Backpacking with Dr. Jos
"I haven't met any tent sluts yet. Vermin, on the other hand!"
Dr. Jos: Travelling is an activity that makes you sick more often than not, but if you go backpacking, health problems are almost guaranteed.
In my opinion, backpacking guarantees a holiday close to nature.
Dr. Jos: A holiday close to Dutchmen, yeah. Come on, be honest: who goes camping? Old people, hippie chicks and drunk Dutchmen.
And tent sluts!
Dr. Jos: To be honest, I haven't met those yet. I'd think you'd rather find those at rock festival campsites. Filthy places, rock festival campsites, but that's another story. So, backpacking. What did you say? Close to nature? Bullshit, my friend. If you really want to respect nature, stay out of it. Stay on the beaten track! Do you know how long the local eco system needs to recuperate after one night of wild backpacking by just two people? (shows a scientific paper on his laptop) It's been researched: three years. Three full years! Not bad for an ecological footprint, don't you think?
Yeah, that's kind of surprising.
Dr. Jos: (nods) While you'll have to look long and far to find tent sluts, on your camping holiday you'll easily meet the local vermin: ticks, mosquitos, fleas, scorpions, spiders, lice, mites, flies... Most of these are after a drop of your blood. Not a big problem in itself, but their bites and stings transfer all kinds of filth. Say ticks. You won't find them in a clean hotel room, but as a backpacker, you'll have to pluck them off your skin several times.

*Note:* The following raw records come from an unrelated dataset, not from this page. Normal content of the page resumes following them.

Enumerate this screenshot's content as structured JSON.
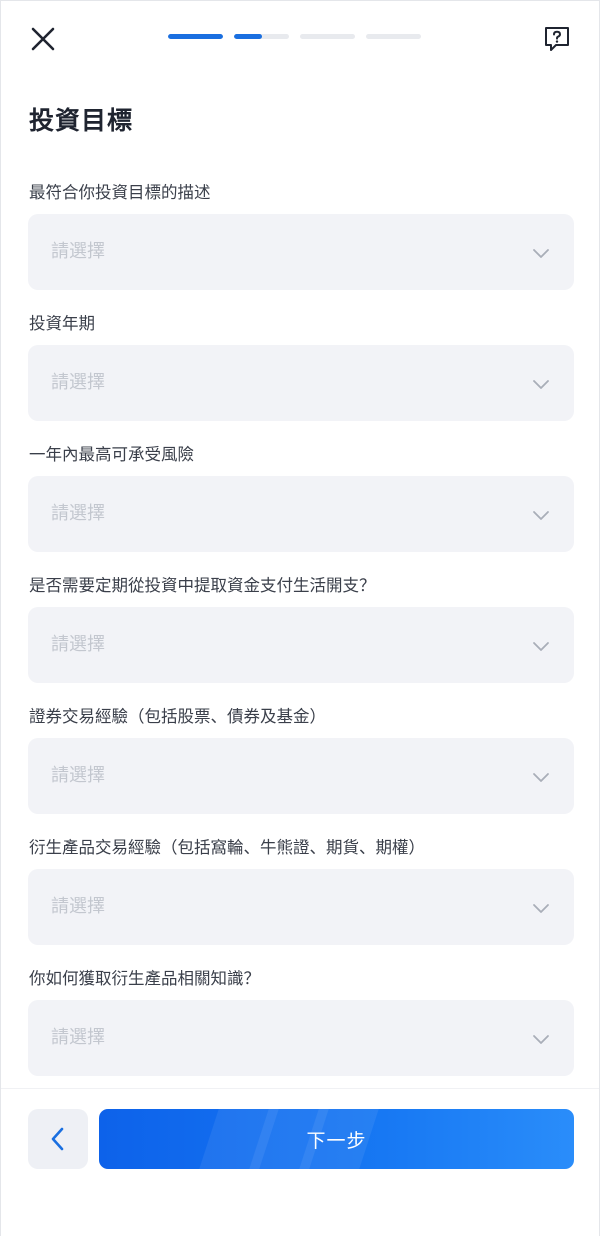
{
  "header": {
    "close_icon": "close-icon",
    "help_icon": "question-message-icon",
    "progress": [
      1,
      0.5,
      0,
      0
    ],
    "accent_color": "#1a6fe0"
  },
  "page_title": "投資目標",
  "fields": [
    {
      "label": "最符合你投資目標的描述",
      "placeholder": "請選擇"
    },
    {
      "label": "投資年期",
      "placeholder": "請選擇"
    },
    {
      "label": "一年內最高可承受風險",
      "placeholder": "請選擇"
    },
    {
      "label": "是否需要定期從投資中提取資金支付生活開支？",
      "placeholder": "請選擇"
    },
    {
      "label": "證券交易經驗（包括股票、債券及基金）",
      "placeholder": "請選擇"
    },
    {
      "label": "衍生產品交易經驗（包括窩輪、牛熊證、期貨、期權）",
      "placeholder": "請選擇"
    },
    {
      "label": "你如何獲取衍生產品相關知識？",
      "placeholder": "請選擇"
    }
  ],
  "footer": {
    "back_icon": "chevron-left-icon",
    "next_label": "下一步"
  }
}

Ticks are notorious vectors of Lyme disease.
Dr. Jos: Yeah, Lyme is a notorious tick-borne disease, and rightly so, but that's not all. Ticks carry a vast collection of germs. Ehrlichiosis, rickettsiosis, babesiosis... all kinds of garbage you don't want in your body. In Central Europe, you can even catch tick-borne encephalitis, a very nice way to spice up your camping trip in Austria or Switzerland. (browses on his laptop) And all that while you could just sip cocktails at a hotel bar carrying an all-in bracelet around your wrist. (grins) Hey, check this out: 'gemütliches Familienhotel mit Bierstube'. Wouldn't that be something for me? Germany, they have good beer over there. How much is this joke? What's 'price' in German, Van Caesbroeck? 'Urlaub'?
No, 'Urlaub' just means 'holiday'. 'Preise', I think.
Dr. Jos: 'Preise'... (mouse click) Obviously, hygiene is a big problem in backpackers. Bad water supply causing diarrhoea, mould in moist sleeping bags, problems with plant allergies, food that's being kept at the wrong temperature, shitting in the wild, no washing facilities... All this makes a backpacker a potential victim of the worst diseases in the country he's travelling in. Every single year, backpackers are rushed to the hospital with third world diseases such as malaria and even lepra. (leans back contently) Ah, found it! Two hundred euros a night, full board, half price for my kid. (takes his credit card out of the pocket of his lab coat) Sold!
You won't be backpacking, I suppose?
Dr. Jos: Hell no! What's wrong with a sturdy suitcase on wheels? A backpack makes your back ache, or worse. The straps constrict veins and nerves, risking thrombose and nerve damage. Watch it: these risks are not related to the weight of your backpack. A light pack on a day walk is enough to cause trouble.
Any more frightening camping stories?
Dr. Jos: Thunder and lighting! Lightning strikes on tents, camp fires that turn into forest fires, gas stoves that suck the oxygen from tents, so backpackers get CO-intoxicated... In short, if you want to get sick or injured on your travels, be sure to go backpacking. I've warned you, so don't even think of calling me while I'm having half a litre of beer in the Bierstube!